To address this challenge, we introduce the concept of board in TaskWeaver. The board is a shared memory space that can be accessed by all roles, which is associated with the current Round. The board is a dictionary-like object that can store any information that is needed by the roles. Each role can decide to write or read any information from the board.

 def write_board(self, role_alias: str, bulletin: str) -> None:
"""Add a bulletin to the round."""
self.board[role_alias] = bulletin

def read_board(self, role_alias: Optional[str] = None) -> Union[Dict[str, str], str]:
"""Read the bulletin of the round."""
if role_alias is None:
return self.board
return self.board.get(role_alias, None)

One concrete example of using the board is to pass the user's request to the CodeInterpreter role. When the Planner receives the user's request, it can write the request and its step-wise plan to the board. The CodeInterpreter role can then read the request and the plan from the board to execute the plan.

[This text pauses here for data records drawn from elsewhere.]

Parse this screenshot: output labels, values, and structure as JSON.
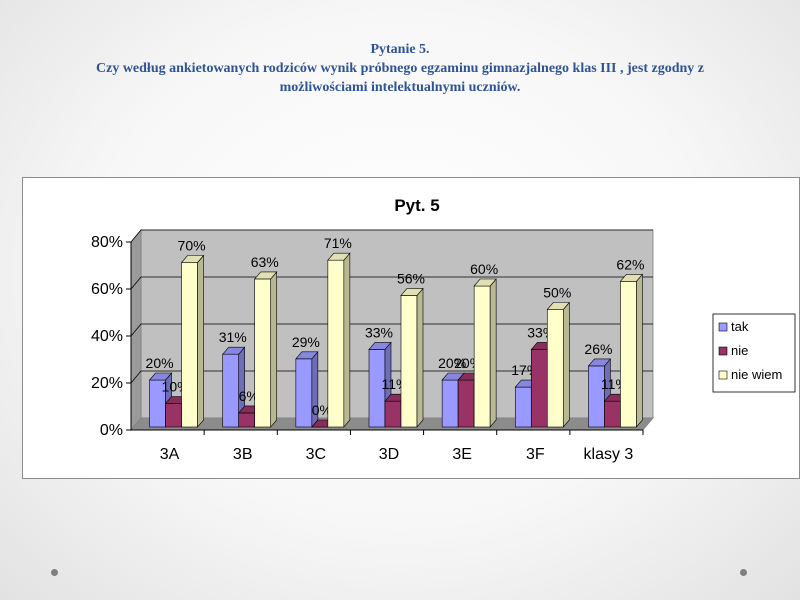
{
  "slide": {
    "title_lines": [
      "Pytanie 5.",
      "Czy według ankietowanych  rodziców  wynik próbnego egzaminu  gimnazjalnego klas III , jest zgodny z",
      "możliwościami intelektualnymi uczniów."
    ]
  },
  "chart_data": {
    "type": "bar",
    "title": "Pyt. 5",
    "categories": [
      "3A",
      "3B",
      "3C",
      "3D",
      "3E",
      "3F",
      "klasy 3"
    ],
    "series": [
      {
        "name": "tak",
        "values": [
          20,
          31,
          29,
          33,
          20,
          17,
          26
        ],
        "color": "#9999ff"
      },
      {
        "name": "nie",
        "values": [
          10,
          6,
          0,
          11,
          20,
          33,
          11
        ],
        "color": "#993366"
      },
      {
        "name": "nie wiem",
        "values": [
          70,
          63,
          71,
          56,
          60,
          50,
          62
        ],
        "color": "#ffffcc"
      }
    ],
    "value_unit": "%",
    "ylim": [
      0,
      80
    ],
    "yticks": [
      0,
      20,
      40,
      60,
      80
    ],
    "ytick_labels": [
      "0%",
      "20%",
      "40%",
      "60%",
      "80%"
    ],
    "xlabel": "",
    "ylabel": "",
    "grid": true,
    "style": "3d-clustered-column",
    "wall_color": "#c0c0c0",
    "legend": "right"
  }
}
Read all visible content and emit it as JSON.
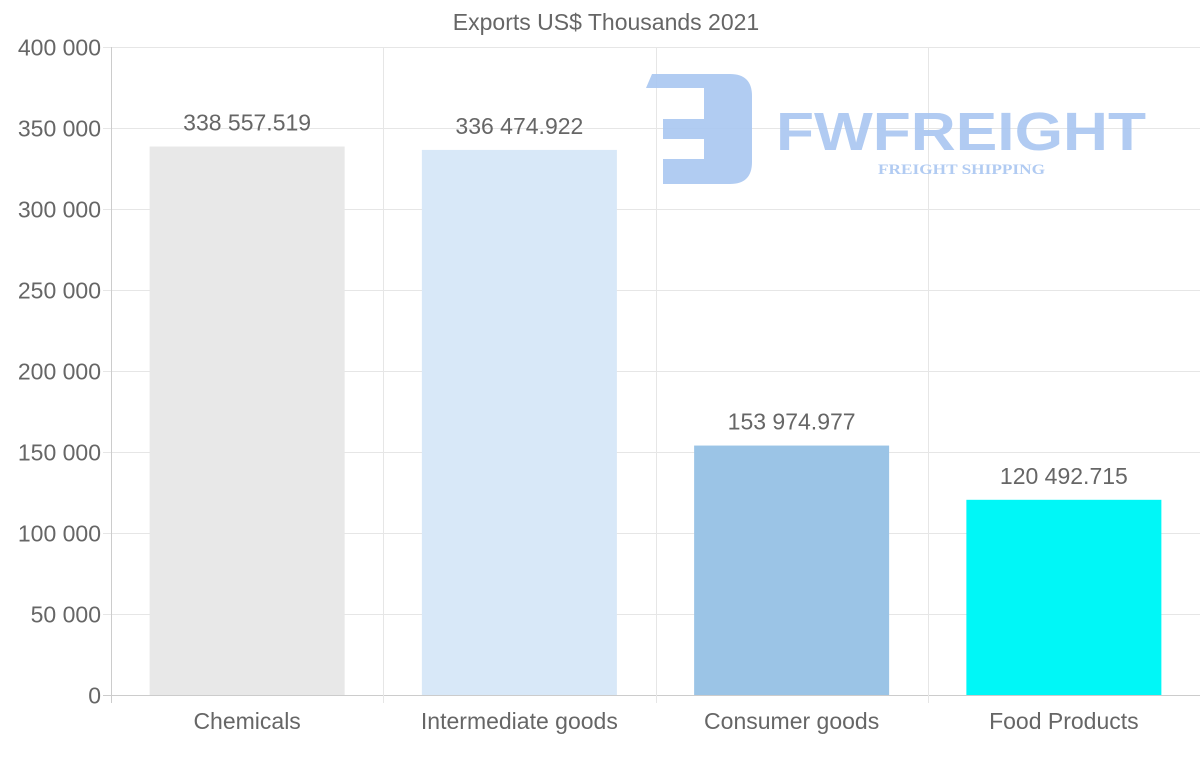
{
  "chart_data": {
    "type": "bar",
    "title": "Exports US$ Thousands 2021",
    "categories": [
      "Chemicals",
      "Intermediate goods",
      "Consumer goods",
      "Food Products"
    ],
    "values": [
      338557.519,
      336474.922,
      153974.977,
      120492.715
    ],
    "data_labels": [
      "338 557.519",
      "336 474.922",
      "153 974.977",
      "120 492.715"
    ],
    "colors": [
      "#e8e8e8",
      "#d8e8f8",
      "#9bc4e6",
      "#00f7f7"
    ],
    "ylim": [
      0,
      400000
    ],
    "yticks": [
      0,
      50000,
      100000,
      150000,
      200000,
      250000,
      300000,
      350000,
      400000
    ],
    "ytick_labels": [
      "0",
      "50 000",
      "100 000",
      "150 000",
      "200 000",
      "250 000",
      "300 000",
      "350 000",
      "400 000"
    ],
    "xlabel": "",
    "ylabel": "",
    "grid": true,
    "legend": "none"
  },
  "watermark": {
    "brand": "FWFREIGHT",
    "tagline": "FREIGHT SHIPPING",
    "color": "#a9c6f1"
  }
}
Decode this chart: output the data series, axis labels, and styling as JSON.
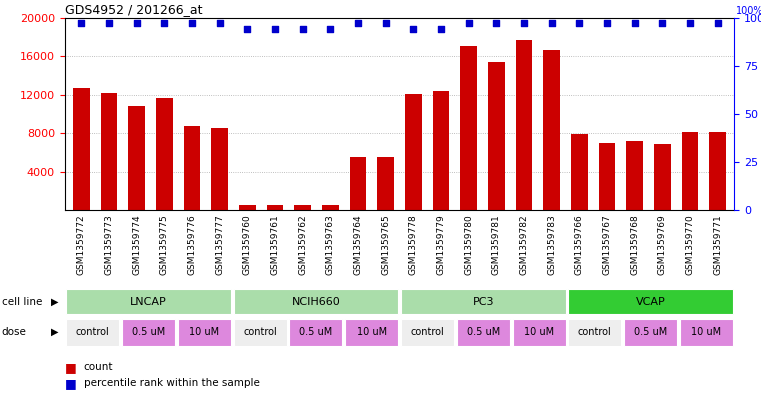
{
  "title": "GDS4952 / 201266_at",
  "samples": [
    "GSM1359772",
    "GSM1359773",
    "GSM1359774",
    "GSM1359775",
    "GSM1359776",
    "GSM1359777",
    "GSM1359760",
    "GSM1359761",
    "GSM1359762",
    "GSM1359763",
    "GSM1359764",
    "GSM1359765",
    "GSM1359778",
    "GSM1359779",
    "GSM1359780",
    "GSM1359781",
    "GSM1359782",
    "GSM1359783",
    "GSM1359766",
    "GSM1359767",
    "GSM1359768",
    "GSM1359769",
    "GSM1359770",
    "GSM1359771"
  ],
  "counts": [
    12700,
    12200,
    10800,
    11700,
    8800,
    8500,
    500,
    500,
    500,
    500,
    5500,
    5500,
    12100,
    12400,
    17100,
    15400,
    17700,
    16600,
    7900,
    7000,
    7200,
    6900,
    8100,
    8100
  ],
  "percentile_ranks": [
    97,
    97,
    97,
    97,
    97,
    97,
    94,
    94,
    94,
    94,
    97,
    97,
    94,
    94,
    97,
    97,
    97,
    97,
    97,
    97,
    97,
    97,
    97,
    97
  ],
  "cell_lines": [
    {
      "name": "LNCAP",
      "start": 0,
      "end": 6,
      "color": "#aaddaa"
    },
    {
      "name": "NCIH660",
      "start": 6,
      "end": 12,
      "color": "#aaddaa"
    },
    {
      "name": "PC3",
      "start": 12,
      "end": 18,
      "color": "#aaddaa"
    },
    {
      "name": "VCAP",
      "start": 18,
      "end": 24,
      "color": "#33cc33"
    }
  ],
  "dose_groups": [
    [
      [
        "control",
        0,
        2,
        "#eeeeee"
      ],
      [
        "0.5 uM",
        2,
        4,
        "#dd88dd"
      ],
      [
        "10 uM",
        4,
        6,
        "#dd88dd"
      ]
    ],
    [
      [
        "control",
        6,
        8,
        "#eeeeee"
      ],
      [
        "0.5 uM",
        8,
        10,
        "#dd88dd"
      ],
      [
        "10 uM",
        10,
        12,
        "#dd88dd"
      ]
    ],
    [
      [
        "control",
        12,
        14,
        "#eeeeee"
      ],
      [
        "0.5 uM",
        14,
        16,
        "#dd88dd"
      ],
      [
        "10 uM",
        16,
        18,
        "#dd88dd"
      ]
    ],
    [
      [
        "control",
        18,
        20,
        "#eeeeee"
      ],
      [
        "0.5 uM",
        20,
        22,
        "#dd88dd"
      ],
      [
        "10 uM",
        22,
        24,
        "#dd88dd"
      ]
    ]
  ],
  "bar_color": "#CC0000",
  "dot_color": "#0000CC",
  "ylim_left": [
    0,
    20000
  ],
  "ylim_right": [
    0,
    100
  ],
  "yticks_left": [
    4000,
    8000,
    12000,
    16000,
    20000
  ],
  "yticks_right": [
    0,
    25,
    50,
    75,
    100
  ],
  "bar_width": 0.6,
  "background_color": "#ffffff",
  "grid_color": "#aaaaaa",
  "label_row_bg": "#cccccc"
}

In summary, the concept of roles in TaskWeaver is to provide a way to extend the agent's capability by implementing new roles. This is especially useful when the task is not naturally represented in code snippets such as acquire text information from a knowledge base or the internet. Implementing a new role is straightforward by inheriting the Role class and implementing the reply method. All extra roles should be put in the TaskWeaver/taskweaver/ext_role folder, which will be automatically loaded by TaskWeaver. We have provided a few sample roles in the TaskWeaver/taskweaver/ext_role folder, such as the Echo role that echoes the user's message back to the user. More advanced role examples are the Planner and the CodeInterpreter roles, which are the core roles in TaskWeaver.